В армии время текло, как большая, ленивая, медленно влекущая себя к бесконечно далекому и столь же бесконечно желанному морю дембеля, просторная равнинная река. Эта ленивая равнинная река текла так медленно, что, казалось, стояла на месте. Но при этом ее течение было до того заметно – ты мог наблюдать, как перемещает себя от одного дня к другому каждая молекула речной воды.
Время может растягиваться, сжиматься, лететь, ползти, может быть незаметно и, напротив, с назойливой бесцеремонностью заявлять о своем существовании – ежеминутно, ежесекундно, терзая тебя сознанием упущенных возможностей, нереализованных планов, попусту растраченных сил.
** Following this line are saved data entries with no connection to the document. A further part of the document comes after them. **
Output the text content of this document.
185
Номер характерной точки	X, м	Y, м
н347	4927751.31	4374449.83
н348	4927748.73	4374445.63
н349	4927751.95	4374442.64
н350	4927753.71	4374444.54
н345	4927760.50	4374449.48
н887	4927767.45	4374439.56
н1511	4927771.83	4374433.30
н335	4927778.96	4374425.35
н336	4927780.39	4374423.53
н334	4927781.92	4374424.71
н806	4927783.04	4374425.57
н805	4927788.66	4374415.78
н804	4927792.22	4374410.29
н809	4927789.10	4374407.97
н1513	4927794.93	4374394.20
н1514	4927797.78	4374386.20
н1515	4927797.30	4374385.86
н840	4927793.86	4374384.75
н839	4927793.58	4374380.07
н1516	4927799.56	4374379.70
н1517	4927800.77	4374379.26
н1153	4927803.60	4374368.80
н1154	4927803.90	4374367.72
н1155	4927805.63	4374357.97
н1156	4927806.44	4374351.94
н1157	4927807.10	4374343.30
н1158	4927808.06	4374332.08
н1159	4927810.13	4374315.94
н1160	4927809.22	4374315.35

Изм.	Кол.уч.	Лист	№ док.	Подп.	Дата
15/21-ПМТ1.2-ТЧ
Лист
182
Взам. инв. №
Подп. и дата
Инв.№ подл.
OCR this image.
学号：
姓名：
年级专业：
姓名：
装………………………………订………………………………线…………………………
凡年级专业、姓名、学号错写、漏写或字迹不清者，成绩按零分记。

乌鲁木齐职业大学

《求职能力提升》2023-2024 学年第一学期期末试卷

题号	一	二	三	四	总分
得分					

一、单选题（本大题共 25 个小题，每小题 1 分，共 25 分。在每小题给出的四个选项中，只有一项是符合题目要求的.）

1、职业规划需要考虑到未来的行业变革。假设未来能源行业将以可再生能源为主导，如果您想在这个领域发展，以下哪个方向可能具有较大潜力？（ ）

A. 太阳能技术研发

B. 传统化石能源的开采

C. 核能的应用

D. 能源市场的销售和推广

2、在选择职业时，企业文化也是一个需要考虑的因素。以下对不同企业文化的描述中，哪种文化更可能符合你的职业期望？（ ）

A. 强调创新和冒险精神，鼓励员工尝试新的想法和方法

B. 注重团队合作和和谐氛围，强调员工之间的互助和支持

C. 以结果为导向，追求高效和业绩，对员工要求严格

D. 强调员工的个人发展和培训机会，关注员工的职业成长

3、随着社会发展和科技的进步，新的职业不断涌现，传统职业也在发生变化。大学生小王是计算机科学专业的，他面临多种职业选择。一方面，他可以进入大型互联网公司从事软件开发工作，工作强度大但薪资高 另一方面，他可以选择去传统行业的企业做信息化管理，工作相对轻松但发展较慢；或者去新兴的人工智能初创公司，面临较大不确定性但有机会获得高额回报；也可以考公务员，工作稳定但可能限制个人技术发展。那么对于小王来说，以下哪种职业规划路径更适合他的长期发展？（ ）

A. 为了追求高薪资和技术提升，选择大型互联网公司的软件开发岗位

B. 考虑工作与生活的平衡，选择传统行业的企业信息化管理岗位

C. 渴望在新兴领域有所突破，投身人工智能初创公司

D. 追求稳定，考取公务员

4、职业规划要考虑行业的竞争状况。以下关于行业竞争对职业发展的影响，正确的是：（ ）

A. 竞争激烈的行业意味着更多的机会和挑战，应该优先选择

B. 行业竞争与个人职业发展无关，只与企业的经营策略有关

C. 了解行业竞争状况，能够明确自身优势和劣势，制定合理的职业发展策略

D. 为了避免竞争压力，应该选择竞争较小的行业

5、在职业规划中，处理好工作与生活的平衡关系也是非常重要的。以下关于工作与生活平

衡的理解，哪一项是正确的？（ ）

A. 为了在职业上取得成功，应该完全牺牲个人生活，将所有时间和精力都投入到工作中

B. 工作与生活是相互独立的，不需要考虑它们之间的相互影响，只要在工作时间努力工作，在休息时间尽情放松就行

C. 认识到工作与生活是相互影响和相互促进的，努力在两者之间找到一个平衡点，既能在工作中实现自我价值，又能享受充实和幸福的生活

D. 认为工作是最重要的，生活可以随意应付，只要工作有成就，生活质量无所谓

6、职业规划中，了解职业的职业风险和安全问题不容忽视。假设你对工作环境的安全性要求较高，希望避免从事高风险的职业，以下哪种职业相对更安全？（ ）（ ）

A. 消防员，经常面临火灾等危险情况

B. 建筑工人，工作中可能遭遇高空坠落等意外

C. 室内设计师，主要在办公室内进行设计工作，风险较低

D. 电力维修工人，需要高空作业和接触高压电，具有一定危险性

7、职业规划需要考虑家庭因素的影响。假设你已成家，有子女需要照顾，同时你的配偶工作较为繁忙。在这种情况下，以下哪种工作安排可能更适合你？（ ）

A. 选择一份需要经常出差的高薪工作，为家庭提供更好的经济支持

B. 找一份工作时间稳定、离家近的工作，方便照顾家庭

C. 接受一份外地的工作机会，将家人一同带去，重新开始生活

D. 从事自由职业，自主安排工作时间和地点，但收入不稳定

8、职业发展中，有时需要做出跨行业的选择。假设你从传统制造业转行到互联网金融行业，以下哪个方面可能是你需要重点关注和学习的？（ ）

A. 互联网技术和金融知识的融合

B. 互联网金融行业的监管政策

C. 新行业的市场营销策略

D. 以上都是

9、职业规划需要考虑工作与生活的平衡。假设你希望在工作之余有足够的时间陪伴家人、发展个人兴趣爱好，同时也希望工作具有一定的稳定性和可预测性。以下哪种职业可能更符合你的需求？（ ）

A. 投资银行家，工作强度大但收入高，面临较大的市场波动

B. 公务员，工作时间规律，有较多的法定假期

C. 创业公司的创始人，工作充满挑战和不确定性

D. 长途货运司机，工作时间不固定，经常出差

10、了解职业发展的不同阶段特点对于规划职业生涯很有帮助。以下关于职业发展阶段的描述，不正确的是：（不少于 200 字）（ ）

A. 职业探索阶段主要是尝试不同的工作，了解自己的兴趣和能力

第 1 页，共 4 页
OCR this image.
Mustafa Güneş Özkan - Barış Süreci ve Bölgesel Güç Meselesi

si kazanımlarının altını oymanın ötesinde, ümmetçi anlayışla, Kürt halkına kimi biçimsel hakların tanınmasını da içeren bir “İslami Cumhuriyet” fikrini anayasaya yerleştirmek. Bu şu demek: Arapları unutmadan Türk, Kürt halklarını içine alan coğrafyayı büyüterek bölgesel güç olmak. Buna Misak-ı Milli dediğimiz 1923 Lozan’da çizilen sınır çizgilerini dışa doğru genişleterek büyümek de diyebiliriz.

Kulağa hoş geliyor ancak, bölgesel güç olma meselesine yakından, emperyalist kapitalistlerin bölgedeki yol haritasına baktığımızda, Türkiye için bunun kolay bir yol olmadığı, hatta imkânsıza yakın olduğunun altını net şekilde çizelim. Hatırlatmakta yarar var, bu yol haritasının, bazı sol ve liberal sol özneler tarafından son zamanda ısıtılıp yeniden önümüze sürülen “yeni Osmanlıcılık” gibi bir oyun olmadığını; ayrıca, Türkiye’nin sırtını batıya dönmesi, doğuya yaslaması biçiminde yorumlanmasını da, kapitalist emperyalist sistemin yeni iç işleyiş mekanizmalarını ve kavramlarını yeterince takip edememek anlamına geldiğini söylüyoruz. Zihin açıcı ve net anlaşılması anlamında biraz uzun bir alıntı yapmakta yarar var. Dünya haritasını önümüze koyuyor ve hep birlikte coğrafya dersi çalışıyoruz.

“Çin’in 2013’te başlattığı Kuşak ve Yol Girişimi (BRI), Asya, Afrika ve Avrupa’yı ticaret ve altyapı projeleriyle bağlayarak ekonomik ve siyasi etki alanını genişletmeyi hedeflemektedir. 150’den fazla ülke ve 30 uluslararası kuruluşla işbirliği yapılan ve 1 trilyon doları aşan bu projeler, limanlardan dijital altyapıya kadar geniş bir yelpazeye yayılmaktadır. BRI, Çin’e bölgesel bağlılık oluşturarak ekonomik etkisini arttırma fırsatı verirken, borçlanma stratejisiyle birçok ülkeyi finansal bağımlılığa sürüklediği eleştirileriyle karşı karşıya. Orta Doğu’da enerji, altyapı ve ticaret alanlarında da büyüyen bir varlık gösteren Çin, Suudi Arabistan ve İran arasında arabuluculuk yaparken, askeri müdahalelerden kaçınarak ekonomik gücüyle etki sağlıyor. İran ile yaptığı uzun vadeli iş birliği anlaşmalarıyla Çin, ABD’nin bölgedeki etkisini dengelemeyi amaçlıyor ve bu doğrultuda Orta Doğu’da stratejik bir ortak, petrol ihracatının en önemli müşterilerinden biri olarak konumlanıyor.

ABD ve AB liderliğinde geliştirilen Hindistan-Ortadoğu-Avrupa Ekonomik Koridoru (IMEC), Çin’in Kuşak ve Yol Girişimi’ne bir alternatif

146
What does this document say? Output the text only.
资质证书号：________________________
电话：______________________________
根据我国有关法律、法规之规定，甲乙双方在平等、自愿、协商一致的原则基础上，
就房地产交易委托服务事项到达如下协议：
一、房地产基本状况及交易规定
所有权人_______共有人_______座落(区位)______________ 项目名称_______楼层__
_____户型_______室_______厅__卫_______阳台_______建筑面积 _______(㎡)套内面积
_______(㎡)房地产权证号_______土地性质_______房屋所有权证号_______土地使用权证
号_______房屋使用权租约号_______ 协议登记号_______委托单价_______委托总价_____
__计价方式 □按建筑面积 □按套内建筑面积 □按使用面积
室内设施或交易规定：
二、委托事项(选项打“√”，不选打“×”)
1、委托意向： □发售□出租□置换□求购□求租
Одинаковый объем его может заключать в своем чреве гулкую пустоту всего и вся и такую густоту событий, переживаний, дел, впечатлений, что, обозревая задним числом прошедшее, ощущаешь в себе холодок восторженного потрясения: как это все туда и вместилось?
Оборачиваясь сейчас в тот 1993 год, вернее, в его вторую половину, начиная с майских праздников и до наступления следующего, 1994 года, я испытываю именно это чувство восторженного потрясения. Я прожил за те восемь месяцев, двести сорок пять дней, целую жизнь.